Nothing very architectural about this, except that in the universe of identity politics, where Planet Corbyn sputters for the moment, who you are (or claim to be) has assumed massive significance, backed up by the nutty proposition that definitions of your identity should determine what you are entitled to say, think or do. Or not.
If, therefore, it is ‘inappropriate’ for a non-Latino person, let alone a non-Puerto Rican, to take a singing role in West Side Story, how long will it be before we are told that only architects with a particular nationality, or better still ethnicity, should design buildings in certain places? A foretaste of possible debate to come appeared in The Guardian recently, where Christine Murray speculated as to whether cities would be better if they were designed by mothers. Not just women, but women with children.
Since there is no way of knowing, this won’t be happening any time soon, but it does raise a general question about the extent to which architects and clients ignore the wishes and experiences of customers in the course of their design work.
For example, the wife of one of France’s leading developers, at a shopping centre conference two decades ago, excoriated people like her husband, Jean-Louis Solal, and their architects, for failing to take into account how women (and yes, women with children) had to cope with the myriad inconveniences designed into the glittering temples of consumerism. Madame Solal’s point was that design fails if it pays no attention to the requirements of a building’s users in the round.
There are all too may example of this, where architecture is commissioned to satisfy one particular group, possibly or sometimes inevitably at the expense of others. Thus, shopping centre design is skewed towards retailers not shoppers; hospitals are designed for doctors, not patients and visitors; and office design focuses on corporate tenants, not office workers.
This happens where clients are mentally lazy and/or their architects are not up to the job. It is about quality of thought and little else. That is why it is a meaningless question to ask whether cities would be better if mothers designed them: it would depend not on their being mothers, but on being good designers
The idea that an intimate connection to place or activity is essential to achieve good architecture is highly suspect. Was Frank Lloyd Wright’s Imperial Hotel in Tokyo a failure because he wasn’t Japanese? Understanding of local culture and history may be useful and, in some cases, essential, but that doesn’t mean unknowable to outsiders. Moreover, it is another step entirely to say that that intimate connection automatically means anything you design will be good.

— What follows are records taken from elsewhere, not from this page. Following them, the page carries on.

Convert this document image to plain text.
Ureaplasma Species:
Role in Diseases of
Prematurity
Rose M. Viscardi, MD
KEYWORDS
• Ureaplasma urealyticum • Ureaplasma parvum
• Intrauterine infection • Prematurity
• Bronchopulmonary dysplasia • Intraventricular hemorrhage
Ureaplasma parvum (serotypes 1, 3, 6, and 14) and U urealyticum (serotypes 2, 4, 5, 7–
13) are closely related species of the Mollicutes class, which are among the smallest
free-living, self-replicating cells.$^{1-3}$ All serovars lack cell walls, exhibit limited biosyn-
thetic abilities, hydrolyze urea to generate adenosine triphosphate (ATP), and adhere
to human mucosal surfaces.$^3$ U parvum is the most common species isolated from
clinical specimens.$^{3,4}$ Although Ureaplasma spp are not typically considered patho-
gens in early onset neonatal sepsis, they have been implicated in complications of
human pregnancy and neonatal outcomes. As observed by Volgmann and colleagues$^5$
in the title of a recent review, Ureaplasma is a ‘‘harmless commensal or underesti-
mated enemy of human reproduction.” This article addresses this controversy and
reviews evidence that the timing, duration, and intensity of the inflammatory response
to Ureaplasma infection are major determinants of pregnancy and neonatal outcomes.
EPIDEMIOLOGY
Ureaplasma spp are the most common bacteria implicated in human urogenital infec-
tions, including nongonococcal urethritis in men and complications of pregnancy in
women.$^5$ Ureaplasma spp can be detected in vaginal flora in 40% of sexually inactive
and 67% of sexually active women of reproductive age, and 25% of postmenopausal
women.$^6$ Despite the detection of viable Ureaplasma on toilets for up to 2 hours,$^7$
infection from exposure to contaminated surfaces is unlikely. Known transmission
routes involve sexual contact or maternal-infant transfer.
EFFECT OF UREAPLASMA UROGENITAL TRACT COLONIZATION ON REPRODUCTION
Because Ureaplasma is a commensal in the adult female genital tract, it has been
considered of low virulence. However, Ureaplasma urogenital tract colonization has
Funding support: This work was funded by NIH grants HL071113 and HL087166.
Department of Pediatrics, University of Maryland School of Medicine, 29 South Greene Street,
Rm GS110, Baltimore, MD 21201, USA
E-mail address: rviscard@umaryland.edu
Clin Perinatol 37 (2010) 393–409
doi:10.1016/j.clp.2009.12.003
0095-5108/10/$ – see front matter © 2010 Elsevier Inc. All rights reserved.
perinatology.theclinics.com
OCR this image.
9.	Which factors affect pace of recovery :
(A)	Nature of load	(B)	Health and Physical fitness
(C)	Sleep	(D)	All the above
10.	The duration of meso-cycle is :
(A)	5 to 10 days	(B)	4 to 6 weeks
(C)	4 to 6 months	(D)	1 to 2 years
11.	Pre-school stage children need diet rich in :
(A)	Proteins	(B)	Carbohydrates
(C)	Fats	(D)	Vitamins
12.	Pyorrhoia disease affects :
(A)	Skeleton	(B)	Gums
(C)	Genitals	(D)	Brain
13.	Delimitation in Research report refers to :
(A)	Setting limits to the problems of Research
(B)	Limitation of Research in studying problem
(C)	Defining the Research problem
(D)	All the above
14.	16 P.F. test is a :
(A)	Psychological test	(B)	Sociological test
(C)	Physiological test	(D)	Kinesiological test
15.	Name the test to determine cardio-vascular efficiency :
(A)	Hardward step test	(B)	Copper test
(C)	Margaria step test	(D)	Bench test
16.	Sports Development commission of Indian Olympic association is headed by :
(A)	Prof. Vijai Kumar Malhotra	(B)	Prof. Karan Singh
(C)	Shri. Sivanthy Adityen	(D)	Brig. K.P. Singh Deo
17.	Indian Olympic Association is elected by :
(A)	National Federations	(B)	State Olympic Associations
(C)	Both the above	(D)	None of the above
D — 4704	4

Shutterstock imperialhotel lloydwright
Was Frank Lloyd Wright’s Imperial Hotel in Tokyo a failure because he wasn’t Japanese?
Hence the problem about cultural appropriation. If it is wrong for a straight man to play a gay one because a gay actor would be ‘appropriate’, does that mean that it would be inappropriate for gay actors to play straight people? And do we really have to take seriously the idea that only someone with serious deformities would be appropriate to play the Elephant Man?
A plague on the houses of the cultural appropriation brigade, with their increasingly shrill and unpleasant zealotry. In the world of architecture, borrowing, stealing, inspiration and design miscegenation have been an essential part of its evolution for millennia. Long may this continue.